I've only done the 50 max pullups one time and it was tough. But it sure gave me a good pump. I'll see how it goes. I remember a time when I could barely do 10 dips. Now, I can do 25-30. Just takes some time and persistence. One things for sure, these pullups are shocking the hell out of my back and bicep muscles. I never really did pullups in my workout routine.
 

Tessone

Registered User
The most important thing to be careful about is your joints. What I encountered from doing the Armstrong program is that the program is waaaaaay to hard on your elbows. So if you start having joint pain, don't forget, joint pain is *bad* pain, not good pain. :) So go a little lighter.


--
Chris Tessone
http://www.polyglut.net/
 

klostman

the happy dance!
tessone, thats something to keep in mind, gotta listen to your body. Don't want to go to OCS with a nagging injury.
 

Banjo33

AV-8 Type
pilot
I invested in the $20 pullup bar from a local sporting goods store. It mounts in more door way. Three screws in each frame and the bar hooks in. I've heard of people saying that they've pulled theirs down, well, I weight 187 and do 3 sets a night, 4 days a week, and mine is just fine. They also make ones that hook over your door frame. That is something else to look into. It helps knowing you can do pullups at any hour of the day or night. Without having to do them in the dark, rain, snow, heat, etc.
 

kmc9280

Registered User
I have the doorgym also. I bought mine on ebay for very little. Anytime I'm walking through the doorway I can just grab the bar and do a set. It's nice. Best investment I've made so far.

Kevin
 

davidsin

Registered User
I invested in a everlast pullup bar from karatedepot.com it cost like 20 bucs and 2 something for shipping...it's perfect for me. I quit my gym membership.
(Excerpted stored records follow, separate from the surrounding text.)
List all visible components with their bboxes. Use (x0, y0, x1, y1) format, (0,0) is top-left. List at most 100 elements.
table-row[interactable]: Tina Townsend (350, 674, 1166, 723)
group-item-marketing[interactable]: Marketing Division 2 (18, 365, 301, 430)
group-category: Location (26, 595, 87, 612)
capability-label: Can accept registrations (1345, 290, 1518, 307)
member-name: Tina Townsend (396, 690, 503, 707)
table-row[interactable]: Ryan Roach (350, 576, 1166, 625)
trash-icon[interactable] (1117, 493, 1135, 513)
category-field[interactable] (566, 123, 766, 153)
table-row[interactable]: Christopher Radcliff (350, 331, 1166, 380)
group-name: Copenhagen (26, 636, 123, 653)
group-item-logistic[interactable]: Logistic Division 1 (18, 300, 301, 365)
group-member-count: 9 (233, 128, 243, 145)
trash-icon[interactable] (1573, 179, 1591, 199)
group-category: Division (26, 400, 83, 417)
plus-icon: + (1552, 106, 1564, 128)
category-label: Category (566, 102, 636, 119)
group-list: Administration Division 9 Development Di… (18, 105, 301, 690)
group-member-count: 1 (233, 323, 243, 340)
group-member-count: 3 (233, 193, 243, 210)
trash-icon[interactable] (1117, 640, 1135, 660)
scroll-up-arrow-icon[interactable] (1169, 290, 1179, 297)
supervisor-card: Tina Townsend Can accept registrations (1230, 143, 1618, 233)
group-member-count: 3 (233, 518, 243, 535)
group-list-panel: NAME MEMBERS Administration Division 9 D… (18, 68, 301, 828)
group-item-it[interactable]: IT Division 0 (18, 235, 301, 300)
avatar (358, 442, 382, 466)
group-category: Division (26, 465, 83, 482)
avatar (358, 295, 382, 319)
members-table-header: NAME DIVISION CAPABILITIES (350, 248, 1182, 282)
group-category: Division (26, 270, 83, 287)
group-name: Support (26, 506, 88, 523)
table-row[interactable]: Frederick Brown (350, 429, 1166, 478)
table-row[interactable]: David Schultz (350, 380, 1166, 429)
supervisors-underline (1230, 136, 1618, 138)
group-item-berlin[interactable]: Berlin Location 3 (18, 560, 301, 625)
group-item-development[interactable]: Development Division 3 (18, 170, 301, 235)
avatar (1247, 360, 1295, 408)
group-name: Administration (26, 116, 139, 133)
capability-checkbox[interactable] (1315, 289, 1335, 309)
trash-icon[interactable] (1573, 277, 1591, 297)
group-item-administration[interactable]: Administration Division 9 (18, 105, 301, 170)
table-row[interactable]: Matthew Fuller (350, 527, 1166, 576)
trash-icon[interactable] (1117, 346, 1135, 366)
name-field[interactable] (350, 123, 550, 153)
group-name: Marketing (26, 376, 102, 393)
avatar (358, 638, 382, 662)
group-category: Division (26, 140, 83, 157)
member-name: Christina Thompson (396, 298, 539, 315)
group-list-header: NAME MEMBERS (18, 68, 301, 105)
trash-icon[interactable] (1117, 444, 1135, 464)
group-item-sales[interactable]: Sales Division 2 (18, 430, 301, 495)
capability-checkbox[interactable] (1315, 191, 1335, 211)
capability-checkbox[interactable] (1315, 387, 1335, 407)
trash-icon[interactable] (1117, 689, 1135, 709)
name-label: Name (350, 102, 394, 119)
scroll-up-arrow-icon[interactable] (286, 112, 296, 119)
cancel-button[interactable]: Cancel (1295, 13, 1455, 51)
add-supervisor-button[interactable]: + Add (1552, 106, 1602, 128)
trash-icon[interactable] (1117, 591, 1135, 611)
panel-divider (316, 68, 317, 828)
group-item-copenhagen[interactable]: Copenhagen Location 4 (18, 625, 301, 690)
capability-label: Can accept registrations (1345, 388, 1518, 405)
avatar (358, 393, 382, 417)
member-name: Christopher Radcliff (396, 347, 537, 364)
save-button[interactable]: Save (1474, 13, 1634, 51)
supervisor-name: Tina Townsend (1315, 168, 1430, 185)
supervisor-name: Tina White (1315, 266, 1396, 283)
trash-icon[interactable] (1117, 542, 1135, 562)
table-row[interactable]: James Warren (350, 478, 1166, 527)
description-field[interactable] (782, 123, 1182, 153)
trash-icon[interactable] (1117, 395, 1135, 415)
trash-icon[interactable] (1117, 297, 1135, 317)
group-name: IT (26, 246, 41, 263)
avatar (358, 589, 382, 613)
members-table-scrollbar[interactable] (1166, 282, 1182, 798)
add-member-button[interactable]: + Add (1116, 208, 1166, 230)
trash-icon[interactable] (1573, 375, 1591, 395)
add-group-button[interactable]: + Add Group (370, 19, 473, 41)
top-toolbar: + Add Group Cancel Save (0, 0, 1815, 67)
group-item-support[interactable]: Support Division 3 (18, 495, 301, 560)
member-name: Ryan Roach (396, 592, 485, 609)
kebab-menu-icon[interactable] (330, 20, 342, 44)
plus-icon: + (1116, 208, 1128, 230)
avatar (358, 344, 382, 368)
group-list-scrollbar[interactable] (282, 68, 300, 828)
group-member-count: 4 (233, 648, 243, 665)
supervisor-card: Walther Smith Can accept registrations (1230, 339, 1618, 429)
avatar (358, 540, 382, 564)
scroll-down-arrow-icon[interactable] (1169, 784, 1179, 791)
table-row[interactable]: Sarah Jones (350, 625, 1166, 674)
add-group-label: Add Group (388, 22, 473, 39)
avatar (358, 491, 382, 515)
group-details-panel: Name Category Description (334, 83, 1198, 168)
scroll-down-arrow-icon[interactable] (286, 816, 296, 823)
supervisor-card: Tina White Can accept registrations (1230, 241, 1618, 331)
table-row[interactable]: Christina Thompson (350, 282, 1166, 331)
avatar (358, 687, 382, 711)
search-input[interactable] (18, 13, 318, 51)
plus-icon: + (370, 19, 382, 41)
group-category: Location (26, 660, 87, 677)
Also, what is the armstrong program?? where do i go to read about it?

As far as pull ups I used the USMC 1st Recon program. I advanced from 10 pull ups to 15 in a few weeks. The chart indicates that u start with max pull ups ie.. 14,10,8,8,8 do that for 2 weeks or advance if u see fit. then 15,10,9,8,8 etc.. i found that I was able to advance after a week. The program requires that you do it every day and just do half of them one day of the week.



Semper Fi Do or Die Gung Ho GUng Ho!!